Performance becomes a real issue under load. If you're testing a JavaScript-heavy single-page application that generates hundreds of API calls, Burpference will queue them all for LLM analysis. With commercial APIs, you'll hit rate limits quickly and burn through credits. With local Ollama models, you'll max out GPU VRAM and create a backlog. The extension includes throttling options, but they're crude—simple delays between requests rather than intelligent batching or priority queues. You'll find yourself constantly tweaking the filtering rules to avoid analyzing OPTIONS requests, health checks, and other noise.

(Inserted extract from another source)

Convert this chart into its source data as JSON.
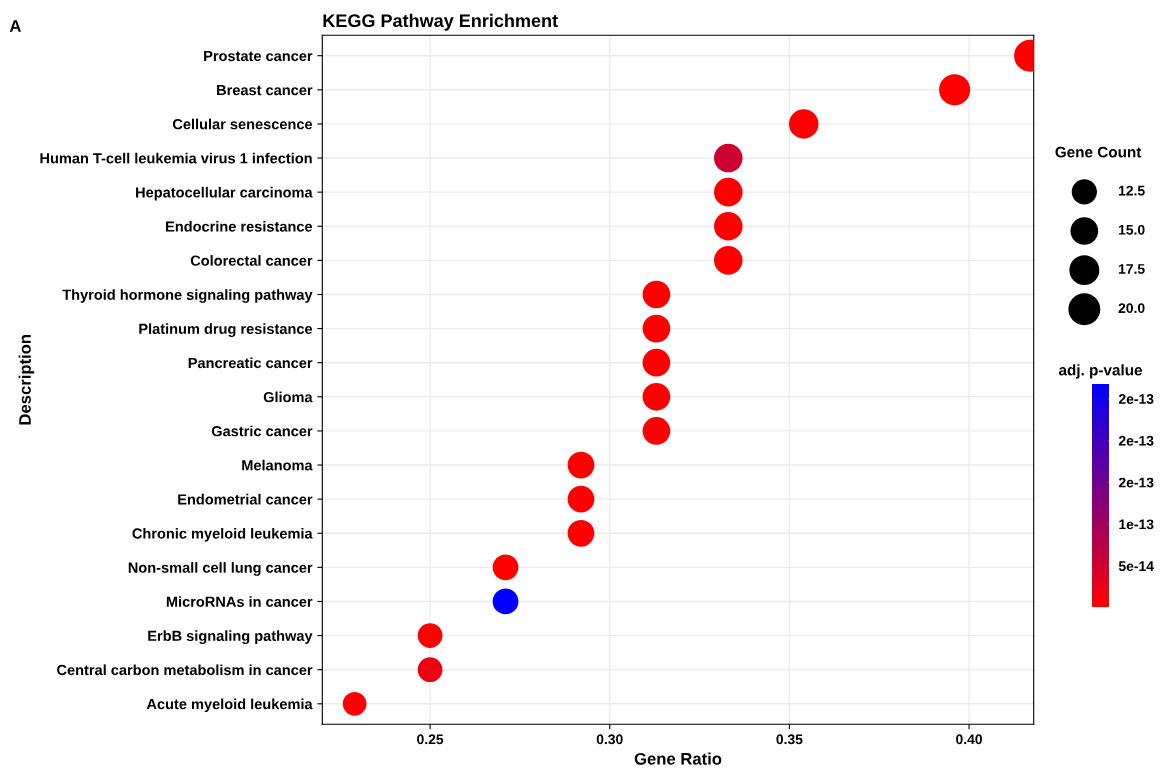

LLM accuracy is the elephant in the room. These models hallucinate. They'll flag legitimate rate limiting as a DoS vulnerability, or miss obvious SQL injection because the response didn't include 'SQL' in an error message. You cannot trust findings blindly—every result requires manual validation. For experienced pentesters, this is fine; you're already doing manual validation anyway. But junior practitioners might waste hours chasing false positives or, worse, skip real vulnerabilities because the LLM didn't flag them.

Verdict

Use if: You're an experienced penetration tester conducting deep web app assessments with hundreds of endpoints, you want LLM assistance surfacing edge cases and business logic issues that rule-based scanners miss, and you have budget for API credits or hardware for local models. Burpference excels when you need to process large amounts of traffic and want AI to highlight patterns you might overlook during manual review. It's particularly valuable for bug bounty hunters analyzing unfamiliar codebases or red teams building context during reconnaissance phases. Skip if: You need deterministic, compliance-ready results for audit reports, you're working with highly sensitive data that cannot touch external APIs (and lack local GPU resources), or you're new to AppSec and don't yet have the expertise to validate LLM findings. Also skip if you demand modern Python tooling—the Jython constraint makes dependency management frustrating. This is a research-grade augmentation tool for practitioners who understand its limitations, not a turnkey security solution.